Tras una breve estancia en el hospital, Alma y Elizabeth se trasladan a la casa que la directora del centro tiene en la pequeña isla de Farö. Un espacio que no sólo sirve como escenario de la acción, sino que supone un reflejo, a la vez que potencia, del carácter escindido que preside todo el film: las plácidas y bucólicas escenas que muestran a las dos mujeres dando largos paseos y recogiendo setas son contrapunteadas por las afiladas rocas golpeadas por la marea o la torrencial lluvia que castiga a la casa. Así, Persona es una película marcada por la dualidad: Alma muestra una personalidad alegre y distendida, incapaz de frenar su locuacidad, mientras Elizabeth la escucha a través de una serie de posturas afectadas y de marcado dramatismo, asemejándola a una estatua. La calidez de la primera se contrapone a la frialdad de la segunda, hasta el punto de que, antes que una persona, Elizabeth se asemeja a un ser, una entidad superior que escucha, pero no contesta ni actúa.
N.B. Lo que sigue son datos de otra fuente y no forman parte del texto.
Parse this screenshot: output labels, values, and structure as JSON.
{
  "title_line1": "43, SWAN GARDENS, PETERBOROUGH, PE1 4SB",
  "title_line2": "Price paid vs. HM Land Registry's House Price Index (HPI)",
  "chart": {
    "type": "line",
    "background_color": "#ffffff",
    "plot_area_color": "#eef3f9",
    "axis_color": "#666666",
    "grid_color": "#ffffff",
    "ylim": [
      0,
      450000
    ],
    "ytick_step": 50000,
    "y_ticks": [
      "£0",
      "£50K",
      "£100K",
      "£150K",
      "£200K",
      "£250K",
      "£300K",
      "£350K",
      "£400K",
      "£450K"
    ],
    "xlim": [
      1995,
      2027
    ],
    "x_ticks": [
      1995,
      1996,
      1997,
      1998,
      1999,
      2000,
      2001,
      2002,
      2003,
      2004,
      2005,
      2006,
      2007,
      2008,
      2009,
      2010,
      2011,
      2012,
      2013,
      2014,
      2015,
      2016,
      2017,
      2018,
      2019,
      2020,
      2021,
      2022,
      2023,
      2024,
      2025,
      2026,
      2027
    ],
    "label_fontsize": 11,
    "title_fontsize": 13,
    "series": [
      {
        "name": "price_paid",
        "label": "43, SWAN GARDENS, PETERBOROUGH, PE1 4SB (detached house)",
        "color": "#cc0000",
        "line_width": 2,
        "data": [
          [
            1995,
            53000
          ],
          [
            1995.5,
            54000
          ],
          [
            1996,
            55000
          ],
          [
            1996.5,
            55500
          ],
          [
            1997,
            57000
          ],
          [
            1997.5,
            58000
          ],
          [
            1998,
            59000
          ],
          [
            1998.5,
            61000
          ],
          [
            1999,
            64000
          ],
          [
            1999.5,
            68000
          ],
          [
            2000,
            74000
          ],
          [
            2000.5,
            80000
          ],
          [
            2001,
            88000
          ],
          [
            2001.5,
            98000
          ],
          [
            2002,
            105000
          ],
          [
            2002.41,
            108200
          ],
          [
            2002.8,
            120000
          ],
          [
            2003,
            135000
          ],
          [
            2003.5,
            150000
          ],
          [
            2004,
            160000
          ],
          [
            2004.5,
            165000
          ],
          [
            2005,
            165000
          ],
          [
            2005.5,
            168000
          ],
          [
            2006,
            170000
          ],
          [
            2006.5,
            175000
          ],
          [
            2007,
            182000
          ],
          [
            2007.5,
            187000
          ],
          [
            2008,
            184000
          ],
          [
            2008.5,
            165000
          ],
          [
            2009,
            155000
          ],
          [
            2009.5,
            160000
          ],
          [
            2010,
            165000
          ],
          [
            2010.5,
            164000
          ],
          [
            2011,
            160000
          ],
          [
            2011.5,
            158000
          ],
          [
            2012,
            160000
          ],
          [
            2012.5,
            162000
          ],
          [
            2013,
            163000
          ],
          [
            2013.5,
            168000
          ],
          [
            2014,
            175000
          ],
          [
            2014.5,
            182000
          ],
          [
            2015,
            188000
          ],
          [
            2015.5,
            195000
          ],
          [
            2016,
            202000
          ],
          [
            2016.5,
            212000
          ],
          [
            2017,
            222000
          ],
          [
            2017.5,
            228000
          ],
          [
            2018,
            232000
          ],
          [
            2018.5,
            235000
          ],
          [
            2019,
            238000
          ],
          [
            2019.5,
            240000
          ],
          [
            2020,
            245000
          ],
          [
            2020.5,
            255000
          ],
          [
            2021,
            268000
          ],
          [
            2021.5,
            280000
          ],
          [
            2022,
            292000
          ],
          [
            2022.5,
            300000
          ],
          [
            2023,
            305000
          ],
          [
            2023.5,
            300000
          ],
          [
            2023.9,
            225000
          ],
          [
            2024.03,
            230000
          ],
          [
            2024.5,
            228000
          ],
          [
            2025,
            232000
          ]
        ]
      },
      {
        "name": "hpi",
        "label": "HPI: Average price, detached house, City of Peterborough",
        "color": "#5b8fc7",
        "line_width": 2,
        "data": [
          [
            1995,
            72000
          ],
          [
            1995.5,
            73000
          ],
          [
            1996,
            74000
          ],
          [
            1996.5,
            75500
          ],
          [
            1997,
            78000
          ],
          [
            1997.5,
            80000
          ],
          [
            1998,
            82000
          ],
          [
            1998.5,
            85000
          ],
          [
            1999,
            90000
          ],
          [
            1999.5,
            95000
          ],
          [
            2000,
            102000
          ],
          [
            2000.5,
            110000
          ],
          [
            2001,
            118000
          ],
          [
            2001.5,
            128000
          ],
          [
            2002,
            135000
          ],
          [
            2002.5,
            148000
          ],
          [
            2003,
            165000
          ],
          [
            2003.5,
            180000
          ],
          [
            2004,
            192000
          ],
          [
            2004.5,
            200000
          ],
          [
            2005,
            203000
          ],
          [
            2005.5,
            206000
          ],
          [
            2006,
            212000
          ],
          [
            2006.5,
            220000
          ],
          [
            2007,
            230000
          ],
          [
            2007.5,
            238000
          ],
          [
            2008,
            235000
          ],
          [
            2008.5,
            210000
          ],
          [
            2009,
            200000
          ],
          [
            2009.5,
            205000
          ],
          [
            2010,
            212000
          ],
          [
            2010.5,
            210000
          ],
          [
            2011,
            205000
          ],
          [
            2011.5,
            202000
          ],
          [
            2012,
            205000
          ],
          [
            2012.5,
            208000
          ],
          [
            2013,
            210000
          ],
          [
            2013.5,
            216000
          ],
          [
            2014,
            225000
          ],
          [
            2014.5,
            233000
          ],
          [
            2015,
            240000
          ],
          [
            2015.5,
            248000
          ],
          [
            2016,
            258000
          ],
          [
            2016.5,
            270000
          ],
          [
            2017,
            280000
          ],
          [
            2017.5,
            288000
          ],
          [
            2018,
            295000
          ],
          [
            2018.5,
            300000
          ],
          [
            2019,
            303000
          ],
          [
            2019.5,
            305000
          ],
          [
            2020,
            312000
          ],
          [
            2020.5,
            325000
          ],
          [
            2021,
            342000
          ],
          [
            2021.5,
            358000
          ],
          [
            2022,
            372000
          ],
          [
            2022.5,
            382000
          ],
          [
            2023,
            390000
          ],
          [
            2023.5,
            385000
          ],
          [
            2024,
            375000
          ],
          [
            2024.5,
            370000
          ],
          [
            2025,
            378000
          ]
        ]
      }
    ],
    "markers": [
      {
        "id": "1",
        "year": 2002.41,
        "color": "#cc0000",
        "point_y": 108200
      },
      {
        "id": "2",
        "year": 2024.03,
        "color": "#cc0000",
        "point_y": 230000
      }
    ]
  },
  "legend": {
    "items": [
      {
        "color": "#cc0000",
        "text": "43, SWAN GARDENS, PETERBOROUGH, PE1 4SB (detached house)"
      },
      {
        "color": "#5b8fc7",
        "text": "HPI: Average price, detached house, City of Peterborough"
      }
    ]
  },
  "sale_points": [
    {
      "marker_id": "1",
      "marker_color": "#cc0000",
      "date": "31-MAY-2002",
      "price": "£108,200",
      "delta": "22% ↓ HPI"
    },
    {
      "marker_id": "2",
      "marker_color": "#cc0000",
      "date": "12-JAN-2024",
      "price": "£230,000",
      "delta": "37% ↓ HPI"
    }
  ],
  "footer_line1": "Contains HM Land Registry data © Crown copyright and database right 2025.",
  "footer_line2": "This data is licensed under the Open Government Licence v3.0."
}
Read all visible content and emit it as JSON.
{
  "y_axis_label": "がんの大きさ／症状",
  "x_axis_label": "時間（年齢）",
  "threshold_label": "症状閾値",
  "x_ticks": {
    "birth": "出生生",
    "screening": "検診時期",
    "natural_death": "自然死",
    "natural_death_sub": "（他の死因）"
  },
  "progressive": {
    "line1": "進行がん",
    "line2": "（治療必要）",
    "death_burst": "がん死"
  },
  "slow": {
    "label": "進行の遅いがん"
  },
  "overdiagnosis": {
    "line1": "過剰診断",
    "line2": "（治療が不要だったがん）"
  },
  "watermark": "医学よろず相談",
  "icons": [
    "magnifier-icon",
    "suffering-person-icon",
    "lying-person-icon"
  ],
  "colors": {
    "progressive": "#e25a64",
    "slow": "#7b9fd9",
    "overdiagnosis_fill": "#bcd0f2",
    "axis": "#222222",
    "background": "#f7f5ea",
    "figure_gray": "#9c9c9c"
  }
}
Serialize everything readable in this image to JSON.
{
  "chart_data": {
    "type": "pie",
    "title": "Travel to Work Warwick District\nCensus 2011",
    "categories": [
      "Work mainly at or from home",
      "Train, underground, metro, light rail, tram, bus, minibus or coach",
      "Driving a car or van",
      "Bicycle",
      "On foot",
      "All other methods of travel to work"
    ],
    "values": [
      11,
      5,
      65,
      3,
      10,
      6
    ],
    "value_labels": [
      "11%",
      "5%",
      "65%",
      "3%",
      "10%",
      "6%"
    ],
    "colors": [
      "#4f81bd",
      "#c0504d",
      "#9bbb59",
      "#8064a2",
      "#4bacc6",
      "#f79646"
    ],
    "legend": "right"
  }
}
La fotografía en blanco y negro inunda los encuadres de sombras que van rodeando a los protagonistas, encerrándoles. Con su traje negro y su pañuelo de igual color con el que recoge el pelo, el rostro imperturbable de Elizabeth, convertido en una máscara pálida sobre un fondo negro, nos recuerda la inquietante silueta de la Muerte en El séptimo sello. Poco a poco, la atmósfera de Persona pierde sus contornos, su concreción, para diluirse en los vagos márgenes del fantástico: la fantasmagórica aparición de Elizabeth, convertida en un etéreo espíritu errante, en la habitación de Alma. Los apuntes metalingüísticos diseminados a lo largo de relato profundizan en este sentido, quebrando la suspensión de la incredulidad del espectador y convirtiendo el propio celuloide en la materia de la que está construida nuestra realidad: destaquemos el momento en el que Alma despierta del idílico sueño que vivía junto con Elizabeth, en el que la imagen se rompe y el celuloide se quema, de la misma manera que la noción de la realidad de Alma se fragmenta.
Finalmente, Persona toma la forma de una película de vampiros psicológicos (de igual manera que en las posteriores Arrebato, de Iván Zulueta, e Irma Vep, de Olivier Assayas). Cuando, al final, vemos cómo una cámara muestra en su lente la imagen invertida de Elizabeth, nos damos cuenta de que ésta no es sino una criatura fílmica cuya labor de demiurgo tiene como objetivo el corromper la inocencia de su víctima, la protagonista de su película: consigue sonsacar los sórdidos detalles del pasado de Alma, sacándolos a la luz para eliminar la pureza de la que, al principio, hace gala la joven enfermera. La terrorífica imagen de las mitades de las caras de cada una formando un simétricamente imposible nuevo rostro supone la culminación del proceso de absorción de la entidad de Alma por parte de Elizabeth. Los últimos minutos de Persona están marcados por el silencio y los movimientos mecánicos de Alma. Ya no hay más que decir y las acciones carecen de sentido. La cinta se acaba y el proyector se para. Sólo queda la oscuridad y el vacío.